Bozcaada Tea Bar: Kasaba’nın içindeki diğer bir mekân… 14 çeşit sıcak, 9 çeşit de soğuk çay hazırlıyorlar. Soğuk çaylar bir gece öncesinden demlenmeye bırakılıyor, sonuç ise damak çatlatan cinsten. Ayrıca ‘beni kokla’ şişelerinden çay içmek ayrı bir keyif. Popüler olanlar, lavantalı rooibos ve sütle yapılan matcha latte.
Petit Cafe: Çınaraltı Meydanı’nın yeni adresi. Küçük ama şirin bir yer. Mönüyü her gün değiştiriyorlar. O güne özel bir ya da iki tatlı yapıyorlar. Benim şansıma beyaz çikolatalı kek vardı. Kahve çeşitlerini de deneyebilirsiniz. Fiyatlar kahve+tatlı ortalama 18-25 TL.
LimAda: Çınaraltı Meydanı’nın tam ortasında. Sıcak-soğuk kahveler, taze mevsim meyveleriyle yapılan smoothie ve buzlu içecek çeşitleri bulunuyor. Brownie ve cheesecake’leri mutlaka tadılmalı.
Ananas Cafe: Türk Mahallesi Kurtuluş Caddesi üzerinde, heybetli çınar ağacının gölgesinde yeşille iç içe güzel bir mekân. Kahvaltı veya hafif öğle yemeği için gidin.
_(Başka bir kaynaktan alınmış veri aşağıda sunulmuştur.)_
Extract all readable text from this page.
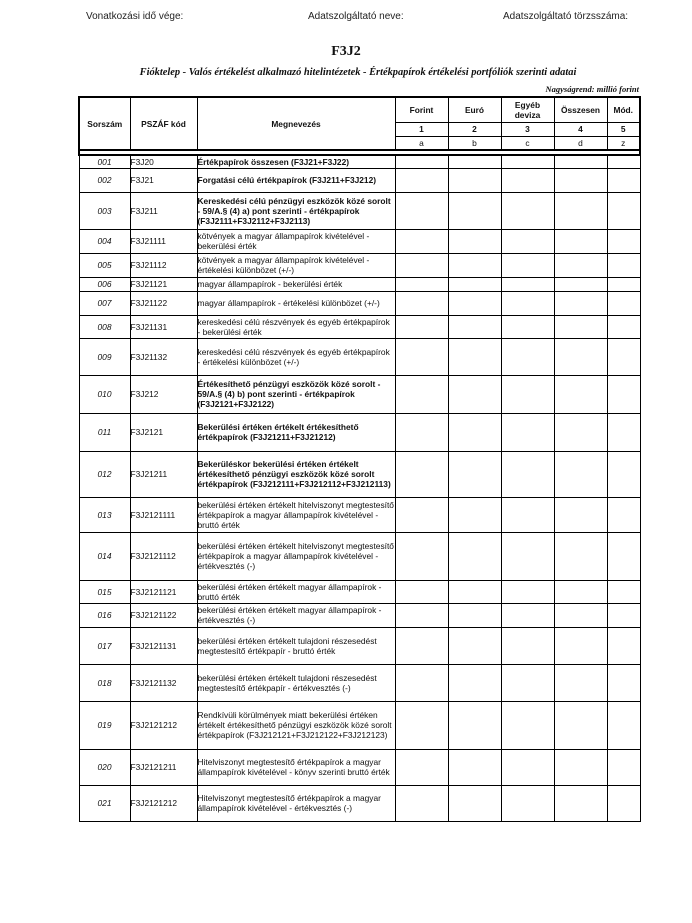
Vonatkozási idő vége:	Adatszolgáltató neve:	Adatszolgáltató törzsszáma:
F3J2
Fióktelep - Valós értékelést alkalmazó hitelintézetek - Értékpapírok értékelési portfóliók szerinti adatai
Nagyságrend: millió forint
Sorszám	PSZÁF kód	Megnevezés	Forint	Euró	Egyéb deviza	Összesen	Mód.
			1	2	3	4	5
			a	b	c	d	z

001	F3J20	Értékpapírok összesen (F3J21+F3J22)					
002	F3J21	Forgatási célú értékpapírok (F3J211+F3J212)					
003	F3J211	Kereskedési célú pénzügyi eszközök közé sorolt - 59/A.§ (4) a) pont szerinti - értékpapírok (F3J2111+F3J2112+F3J2113)					
004	F3J21111	kötvények a magyar állampapírok kivételével - bekerülési érték					
005	F3J21112	kötvények a magyar állampapírok kivételével - értékelési különbözet (+/-)					
006	F3J21121	magyar állampapírok - bekerülési érték					
007	F3J21122	magyar állampapírok - értékelési különbözet (+/-)					
008	F3J21131	kereskedési célú részvények és egyéb értékpapírok - bekerülési érték					
009	F3J21132	kereskedési célú részvények és egyéb értékpapírok - értékelési különbözet (+/-)					
010	F3J212	Értékesíthető pénzügyi eszközök közé sorolt - 59/A.§ (4) b) pont szerinti - értékpapírok (F3J2121+F3J2122)					
011	F3J2121	Bekerülési értéken értékelt értékesíthető értékpapírok (F3J21211+F3J21212)					
012	F3J21211	Bekerüléskor bekerülési értéken értékelt értékesíthető pénzügyi eszközök közé sorolt értékpapírok (F3J212111+F3J212112+F3J212113)					
013	F3J2121111	bekerülési értéken értékelt hitelviszonyt megtestesítő értékpapírok a magyar állampapírok kivételével - bruttó érték					
014	F3J2121112	bekerülési értéken értékelt hitelviszonyt megtestesítő értékpapírok a magyar állampapírok kivételével - értékvesztés (-)					
015	F3J2121121	bekerülési értéken értékelt magyar állampapírok - bruttó érték					
016	F3J2121122	bekerülési értéken értékelt magyar állampapírok - értékvesztés (-)					
017	F3J2121131	bekerülési értéken értékelt tulajdoni részesedést megtestesítő értékpapír - bruttó érték					
018	F3J2121132	bekerülési értéken értékelt tulajdoni részesedést megtestesítő értékpapír - értékvesztés (-)					
019	F3J2121212	Rendkívüli körülmények miatt bekerülési értéken értékelt értékesíthető pénzügyi eszközök közé sorolt értékpapírok (F3J212121+F3J212122+F3J212123)					
020	F3J2121211	Hitelviszonyt megtestesítő értékpapírok a magyar állampapírok kivételével - könyv szerinti bruttó érték					
021	F3J2121212	Hitelviszonyt megtestesítő értékpapírok a magyar állampapírok kivételével - értékvesztés (-)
Türkay Dondurma: Bozcaada’da dondurma denince Çiçek Pastanesi ve Ada Dondurma akla gelir. Bu ikiliye Türkay Dondurma da katılmış. Ürünlerinde Jersey ineği sütü, yerli çekirdek sahlep, doğal şeker ve taze meyve kullanıyorlar. Renklendirici, tatlandırıcı, kıvam artırıcı veya kimyasal katkı maddesi yok. Waffle’ları şahane.
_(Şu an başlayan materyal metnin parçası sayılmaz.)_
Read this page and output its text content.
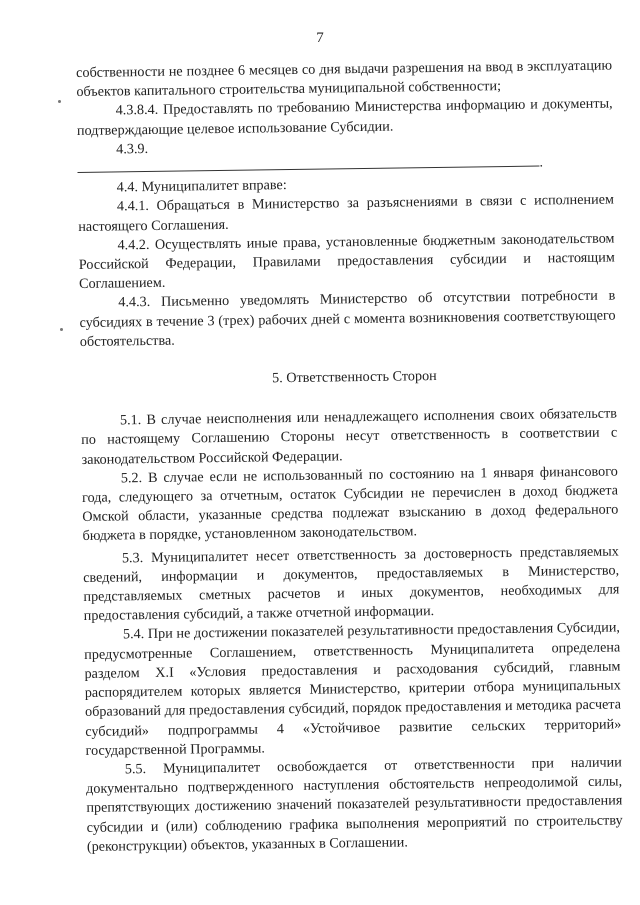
7

собственности не позднее 6 месяцев со дня выдачи разрешения на ввод в эксплуатацию объектов капитального строительства муниципальной собственности;

4.3.8.4. Предоставлять по требованию Министерства информацию и документы, подтверждающие целевое использование Субсидии.

4.3.9. .

4.4. Муниципалитет вправе:

4.4.1. Обращаться в Министерство за разъяснениями в связи с исполнением настоящего Соглашения.

4.4.2. Осуществлять иные права, установленные бюджетным законодательством Российской Федерации, Правилами предоставления субсидии и настоящим Соглашением.

4.4.3. Письменно уведомлять Министерство об отсутствии потребности в субсидиях в течение 3 (трех) рабочих дней с момента возникновения соответствующего обстоятельства.

5. Ответственность Сторон

5.1. В случае неисполнения или ненадлежащего исполнения своих обязательств по настоящему Соглашению Стороны несут ответственность в соответствии с законодательством Российской Федерации.

5.2. В случае если не использованный по состоянию на 1 января финансового года, следующего за отчетным, остаток Субсидии не перечислен в доход бюджета Омской области, указанные средства подлежат взысканию в доход федерального бюджета в порядке, установленном законодательством.

5.3. Муниципалитет несет ответственность за достоверность представляемых сведений, информации и документов, предоставляемых в Министерство, представляемых сметных расчетов и иных документов, необходимых для предоставления субсидий, а также отчетной информации.

5.4. При не достижении показателей результативности предоставления Субсидии, предусмотренные Соглашением, ответственность Муниципалитета определена разделом X.I «Условия предоставления и расходования субсидий, главным распорядителем которых является Министерство, критерии отбора муниципальных образований для предоставления субсидий, порядок предоставления и методика расчета субсидий» подпрограммы 4 «Устойчивое развитие сельских территорий» государственной Программы.

5.5. Муниципалитет освобождается от ответственности при наличии документально подтвержденного наступления обстоятельств непреодолимой силы, препятствующих достижению значений показателей результативности предоставления субсидии и (или) соблюдению графика выполнения мероприятий по строительству (реконструкции) объектов, указанных в Соглашении.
Vasil Bakery: Cumhuriyet Mahallesi’nde… Serpme kahvaltıları çok güzel. Özellikle reçellerin tadı harika. Kavala sakızı kurabiyesi ve bademli çatlak kurabiyeyi de mutlaka tatmalısınız.
Vasilaki: Gündüz kafe, gece yeni nesil meyhane… Genç şef Doruk Emektar’ın bu yıl işletmeye başladığı mekân, baba mesleğini başka boyutlara taşıyor. Kahvaltı, sulu yemekler, hamburger ve balık ekmek gün boyunca yiyebileceğiniz lezzetler. Güneş çekilip akşam çökünce, balıkçı kayıklarına ve limana bakan deniz kenarında meyhane keyfinin tadını çıkarabilirsiniz.
Trofi: Çınarçarşı Sokak’ta, oturması keyifli, güzel bir köşeye kurulu. Pizzaları İtalyan usulü, ince kıtır hamurla yapılıyor. En çok tercih edilen, dört peynirli ve ada pizzası.
VE KLASİKLER…
Madam Niça: Burayı bir ada evi gibi düşünün, her gün taze ne pişiyorsa o servis ediliyor. Misafirmiş gibi geliyorsunuz, mönüden bir şey seçemiyorsunuz. Taze ürünlerden oluşan güzel bir kahvaltı ile güne başlıyorlar. Klasik ada tarifiyle tandır iki-üç günde bir mutlaka oluyor. Ya da yemek için değil de akşam bir şeyler içmek için de gidebilirsiniz.
Ada’m: Rum Mahallesi’nde mönüsü, tarzı ve terasıyla sokağa ayrı hava katan bir mekân. Deniz mahsullü tapas’ın tadına mutlaka bakın. Cevizli erişte, kuskuslu paella, sardalya mücveri çok güzel. Ben en çok midye şişlerine bayıldım.
Bakkal: Bozcaada Müzesi’nin karşısında. Kokteylleri ve zengin içki mönüsüyle ünlü. Geç saatlere kadar açık oluşu da avantaj. Ada şaraplarını burada tadabilirsiniz.
Vahit’in Yeri: Ayazma Plajı’na yakın ve denize girenlerin uğrak yeri. Adanın en iyi mezelerini yapıyorlar. Özellikle Girit ezmesi ve karpatya en çok tercih edilenler.
Sandal Restaurant: Rum Mahallesi’nin ilk restoranlarından… Zeytinyağlılarda iddialı. Deniz böreği, kalamar ızgara dolma ve karides çeşitleri öne çıkan diğer lezzetler.